EDIT: As Jonah Graham outlined, the problem is not beacuse Eclispe does a "single-step research" on the headers, since it inspects includes inside other includes like any other IDE. It is a CMake bug with c and Eclipse

Thanks in advance.

1
I may be able to write a longer answer, but I am not exactly sure which problem you are having. AFAICT it looks like CDT is failing to find the details of where glib.h is, or perhaps some similar stuff related to built-in compiler macros. The manual 1 2 has info on setting up scanner discovery. - Jonah Graham
Or you may want to consider one of the cmake plug-ins, however I don't use them, so YMMV. - Jonah Graham
Eclipse finds glib.h surely, the problem is that types defined in headers included by glib.h are not considere by Eclipse CDT because it does a "one-step research". Indeed, for instance, if I directly include in a source file the header where GValue is defined, the error highlighting about GValue goes away.

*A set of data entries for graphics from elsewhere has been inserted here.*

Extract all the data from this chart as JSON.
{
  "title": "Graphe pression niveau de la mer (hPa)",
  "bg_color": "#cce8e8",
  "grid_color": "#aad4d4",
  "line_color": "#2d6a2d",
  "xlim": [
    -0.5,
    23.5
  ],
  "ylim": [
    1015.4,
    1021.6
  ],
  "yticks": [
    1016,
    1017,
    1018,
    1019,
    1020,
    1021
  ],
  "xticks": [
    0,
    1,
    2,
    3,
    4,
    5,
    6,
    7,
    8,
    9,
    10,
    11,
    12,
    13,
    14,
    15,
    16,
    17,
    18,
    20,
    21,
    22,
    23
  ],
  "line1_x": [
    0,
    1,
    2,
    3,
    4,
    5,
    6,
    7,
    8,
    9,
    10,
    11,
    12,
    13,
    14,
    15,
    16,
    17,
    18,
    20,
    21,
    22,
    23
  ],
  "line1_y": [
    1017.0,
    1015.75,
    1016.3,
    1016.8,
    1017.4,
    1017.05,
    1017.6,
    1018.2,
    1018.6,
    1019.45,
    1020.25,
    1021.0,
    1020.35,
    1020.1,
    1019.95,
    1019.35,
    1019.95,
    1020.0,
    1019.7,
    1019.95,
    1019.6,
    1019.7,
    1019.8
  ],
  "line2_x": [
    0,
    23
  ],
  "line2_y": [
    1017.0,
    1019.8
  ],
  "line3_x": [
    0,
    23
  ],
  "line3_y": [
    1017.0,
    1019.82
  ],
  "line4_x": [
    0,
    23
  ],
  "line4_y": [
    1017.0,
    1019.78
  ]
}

But I want Eclipse to do this automatically, by expanding the headers included in glib.h, and not to have to include all the necessary headers (would be too many) - Carlo Benussi
No, CDT does not do "one-step research". CDT of course inspects includes of includes otherwise none of even the standard header files would work. If you pop your project on github I can have a look to see if I can reproduce your problem. - Jonah Graham
Ok, It is already on Github: project. - Carlo Benussi

1 Answers

3
votes

The problem you are facing is a CMake bug*. CMake adds __cplusplus into the defined symbols unconditionally, which means that glib headers are not parsed properly when in C mode. You can see this clearly by opening gmacros.h around the definition for G_BEGIN_DECLS:

enter image description here

Because CMake told CDT __cplusplus is defined, it thinks G_BEGIN_DECLS is also defined, which makes code like this from gtypes.h parse incorrectly:

G_BEGIN_DECLS

/* Provide type definitions for commonly used types.
 *  These are useful because a "gint8" can be adjusted
 *  to be 1 byte (8 bits) on all platforms. Similarly and
 *  more importantly, "gint32" can be adjusted to be
 *  4 bytes (32 bits) on all platforms.
 */

typedef char   gchar;
...

Of course with no gchar defined, everything else is going to go badly.

Luckily there is a quick workaround until the problem is resolved in CMake, remove __cplusplus from the info in CDT.

  1. Open Project Properties
  2. C/C++ Include Paths and Symbols
  3. Remove __cplusplus from the list and press OK

enter image description here

  1. (sometimes necessary) Right-click on project -> Index -> Rebuild

* There may be some other workarounds if you know CMake better. The bug says also it will be fixed for the next release of CMake.